J’aurais pu lui crier :

— Regardez autour de vous ! Voyez comme nous sommes privilégiés. Nous venons de manger à nous en rendre malades, il n’y a qu’à voir les déchets, les assiettes de carton remplies d’os et de pelures, de serviettes froissées et de boules de papier alu, de jus sanguinolent. Et malgré ça, nous n’avons même pas entamé nos réserves.

La plaque posée au coin du feu était encore pleine de viande, de côtelettes épaisses et de rouleaux de saucisse, soudés à l’acier inoxydable par la graisse. Le veau gras rissolait encore sur les barres noircies du gril. On aurait dit que la fête était sur le point de commencer.

Je savais ce qui avait déclenché en moi cette bouffée de révolte. Au travers des feuilles de la haie luisait le capot de la nouvelle Corolla de Louis, campée dans l’allée comme une énorme pièce à conviction.
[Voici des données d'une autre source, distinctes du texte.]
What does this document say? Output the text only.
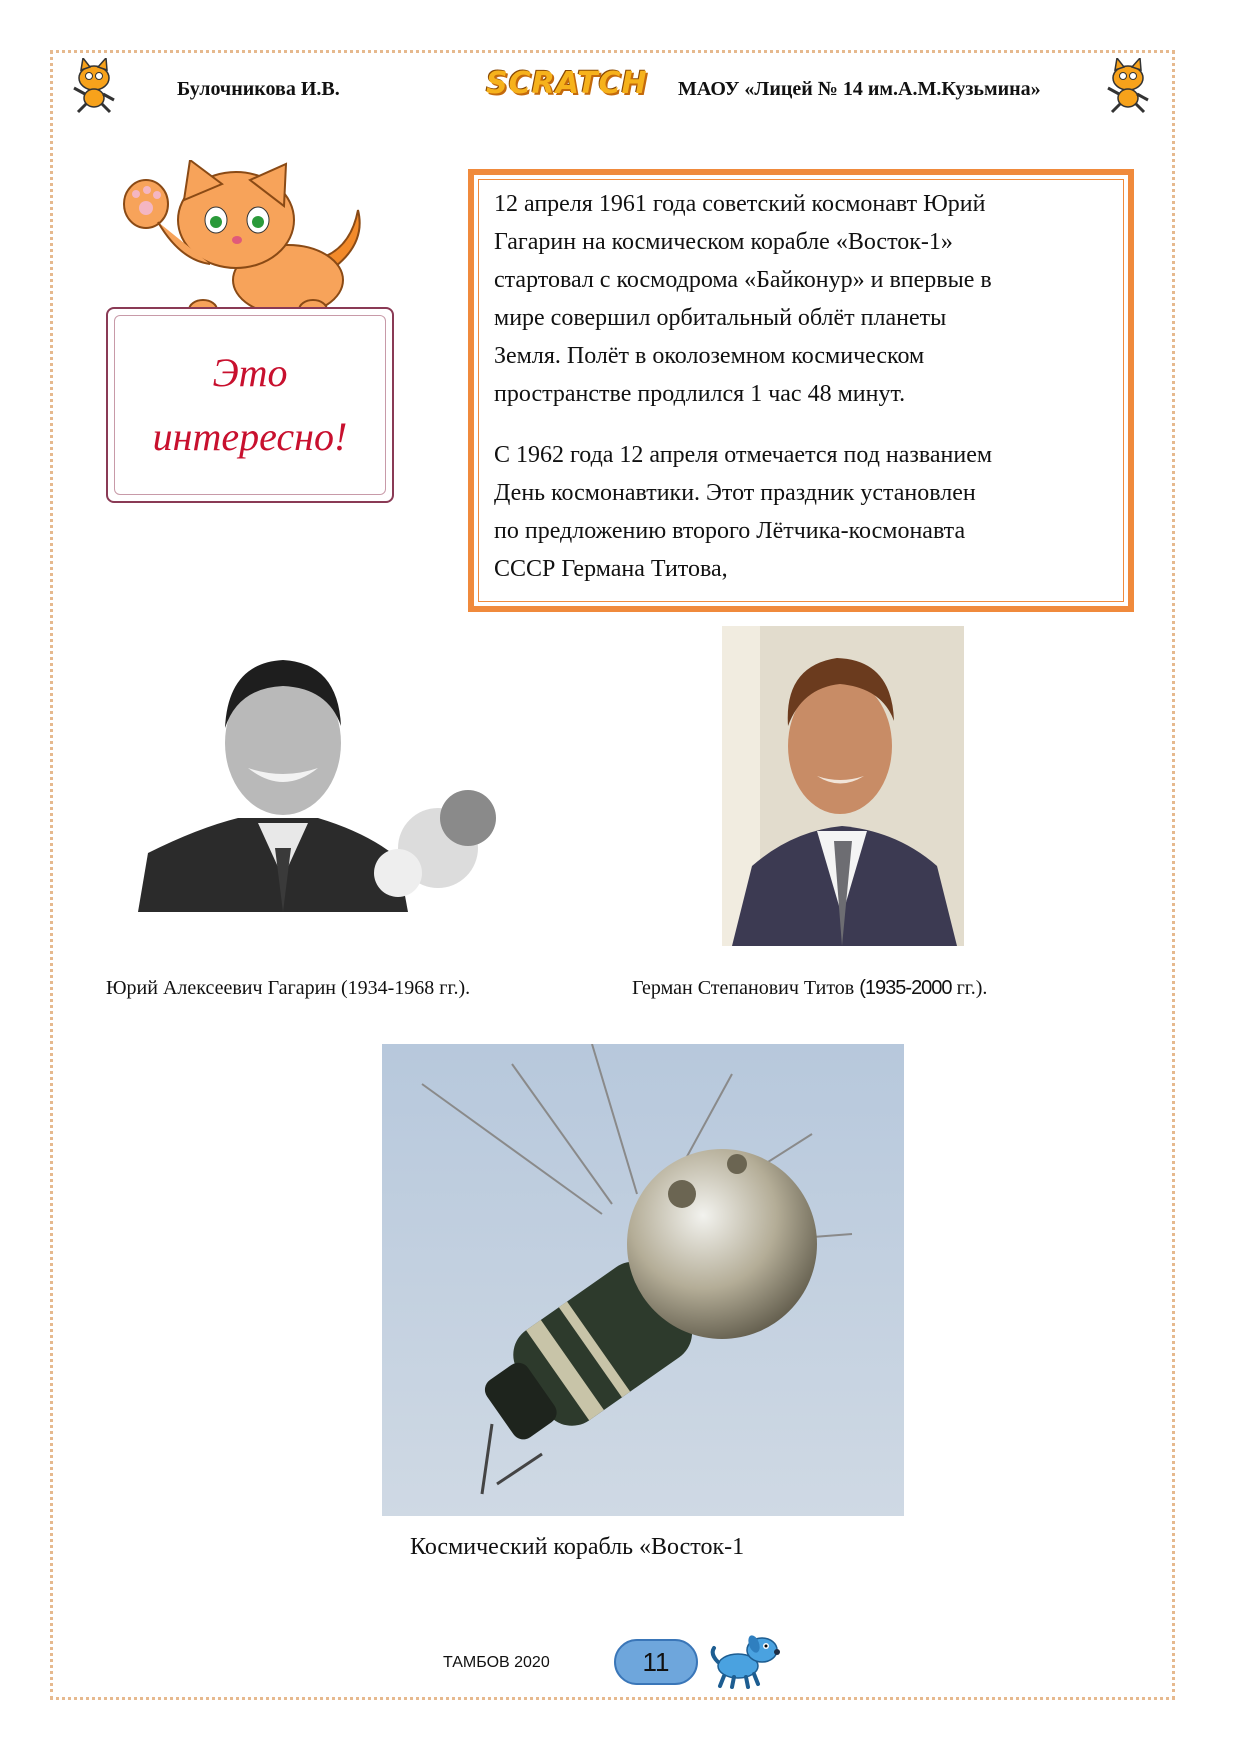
Булочникова И.В.	SCRATCH	МАОУ «Лицей № 14 им.А.М.Кузьмина»
Это
интересно!
12 апреля 1961 года советский космонавт Юрий
Гагарин на космическом корабле «Восток-1»
стартовал с космодрома «Байконур» и впервые в
мире совершил орбитальный облёт планеты
Земля. Полёт в околоземном космическом
пространстве продлился 1 час 48 минут.
С 1962 года 12 апреля отмечается под названием
День космонавтики. Этот праздник установлен
по предложению второго Лётчика-космонавта
СССР Германа Титова,
Юрий Алексеевич Гагарин (1934-1968 гг.).	Герман Степанович Титов (1935-2000 гг.).
Космический корабль «Восток-1
ТАМБОВ 2020	11
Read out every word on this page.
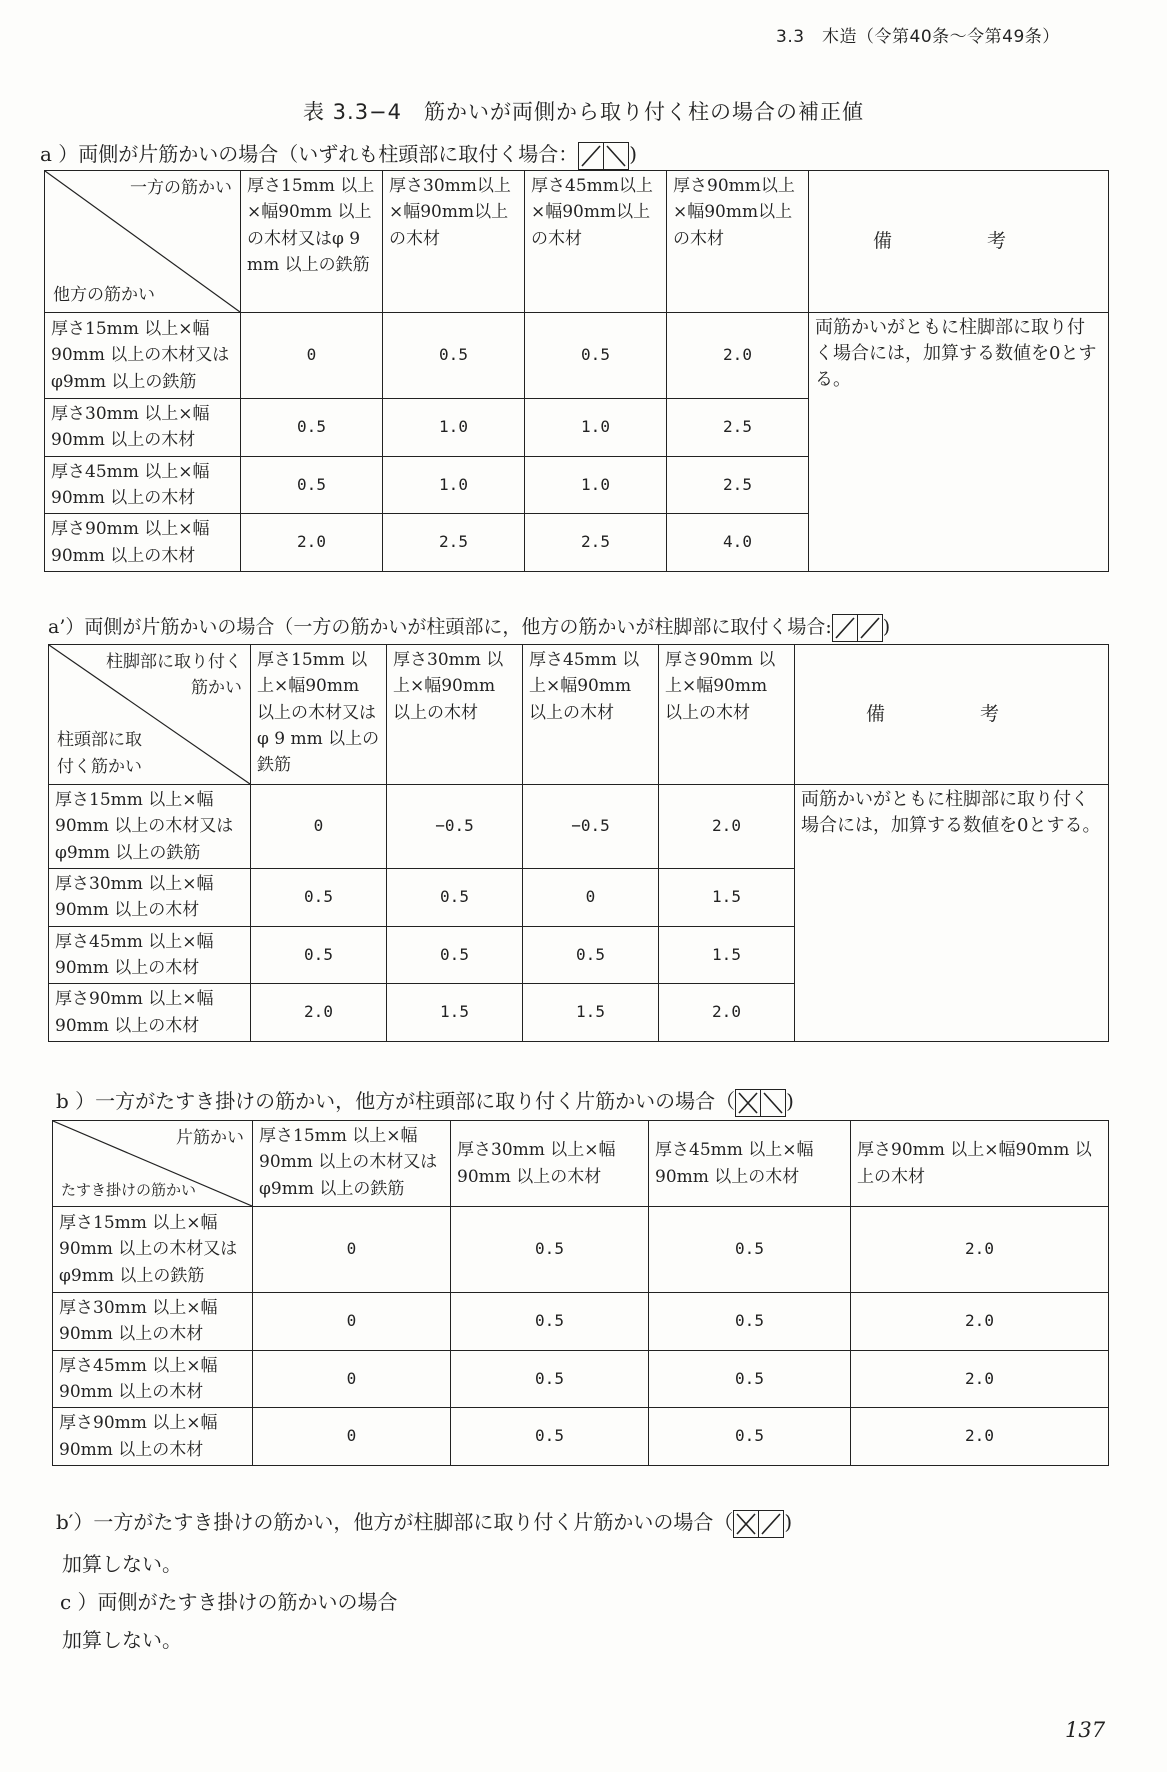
3.3　木造（令第40条～令第49条）
表 3.3−4　筋かいが両側から取り付く柱の場合の補正値
a ）両側が片筋かいの場合（いずれも柱頭部に取付く場合：	)
一方の筋かい
他方の筋かい	厚さ15mm 以上×幅90mm 以上の木材又はφ 9 mm 以上の鉄筋	厚さ30mm以上×幅90mm以上の木材	厚さ45mm以上×幅90mm以上の木材	厚さ90mm以上×幅90mm以上の木材	備　考
厚さ15mm 以上×幅90mm 以上の木材又はφ9mm 以上の鉄筋	0	0.5	0.5	2.0	両筋かいがともに柱脚部に取り付く場合には，加算する数値を0とする。
厚さ30mm 以上×幅90mm 以上の木材	0.5	1.0	1.0	2.5	
厚さ45mm 以上×幅90mm 以上の木材	0.5	1.0	1.0	2.5	
厚さ90mm 以上×幅90mm 以上の木材	2.0	2.5	2.5	4.0	
a’）両側が片筋かいの場合（一方の筋かいが柱頭部に，他方の筋かいが柱脚部に取付く場合:	)
柱脚部に取り付く筋かい
柱頭部に取付く筋かい	厚さ15mm 以上×幅90mm 以上の木材又はφ 9 mm 以上の鉄筋	厚さ30mm 以上×幅90mm 以上の木材	厚さ45mm 以上×幅90mm 以上の木材	厚さ90mm 以上×幅90mm 以上の木材	備　考
厚さ15mm 以上×幅90mm 以上の木材又はφ9mm 以上の鉄筋	0	−0.5	−0.5	2.0	両筋かいがともに柱脚部に取り付く場合には，加算する数値を0とする。
厚さ30mm 以上×幅90mm 以上の木材	0.5	0.5	0	1.5	
厚さ45mm 以上×幅90mm 以上の木材	0.5	0.5	0.5	1.5	
厚さ90mm 以上×幅90mm 以上の木材	2.0	1.5	1.5	2.0	
b ）一方がたすき掛けの筋かい，他方が柱頭部に取り付く片筋かいの場合（	)
片筋かい
たすき掛けの筋かい	厚さ15mm 以上×幅90mm 以上の木材又はφ9mm 以上の鉄筋	厚さ30mm 以上×幅90mm 以上の木材	厚さ45mm 以上×幅90mm 以上の木材	厚さ90mm 以上×幅90mm 以上の木材
厚さ15mm 以上×幅90mm 以上の木材又はφ9mm 以上の鉄筋	0	0.5	0.5	2.0
厚さ30mm 以上×幅90mm 以上の木材	0	0.5	0.5	2.0
厚さ45mm 以上×幅90mm 以上の木材	0	0.5	0.5	2.0
厚さ90mm 以上×幅90mm 以上の木材	0	0.5	0.5	2.0
b′）一方がたすき掛けの筋かい，他方が柱脚部に取り付く片筋かいの場合（	)
加算しない。
c ）両側がたすき掛けの筋かいの場合
加算しない。
137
J’aurais dû le défier au jeu du Chasseur de bières. Nous étions assez ivres pour ça, et il avait bien la tête de l’emploi. J’ai préféré engager une discussion avec lui, comme si nous étions en train de débattre certains points de Marx sur la pelouse devant la bibliothèque, à la sortie d’un séminaire du professeur Sherman. Les détails m’échappent, à présent ; ils sont sans importance. Le capital à dominante raciale, les moyens de production, le fonctionnement du complexe militaro-industriel, je n’avais que ça en tête. Je me rappelle avoir dit :

— Imaginez seulement que vous ayez travaillé toute votre vie au fond d’une putain de mine d’or et que vous n’ayez toujours pas de quoi nourrir votre famille. Vous pouvez vous l’imaginer ? Non, vous ne pouvez pas. C’est ça, le problème.

— Le laïus des cocos de Wits t’est monté à la tête, m’a-t-il répondu en gros. Qu’est-ce que tu y connais, à la vraie vie ? Quand tu auras un peu vécu, vu des choses, tu feras moins le malin. Si tes camarades blacks s’emparaient du pays, ils le mèneraient droit à la faillite. C’est ce qui est arrivé dans tout le reste de l’Afrique.

Mon père a risqué quelques plaisanteries et tenté de changer de sujet. Quand il a vu que ça ne prenait pas, il m’a fixé d’un regard pénétrant, accompagné d’une grimace qui a paru lui tirer les traits et lui faire un long nez effilé. C’était le regard qu’il me lançait quand j’étais petit et que je refusais de l’écouter. Ça voulait dire : « Va dans ta chambre. Tout de suite. Sinon je me fâche. »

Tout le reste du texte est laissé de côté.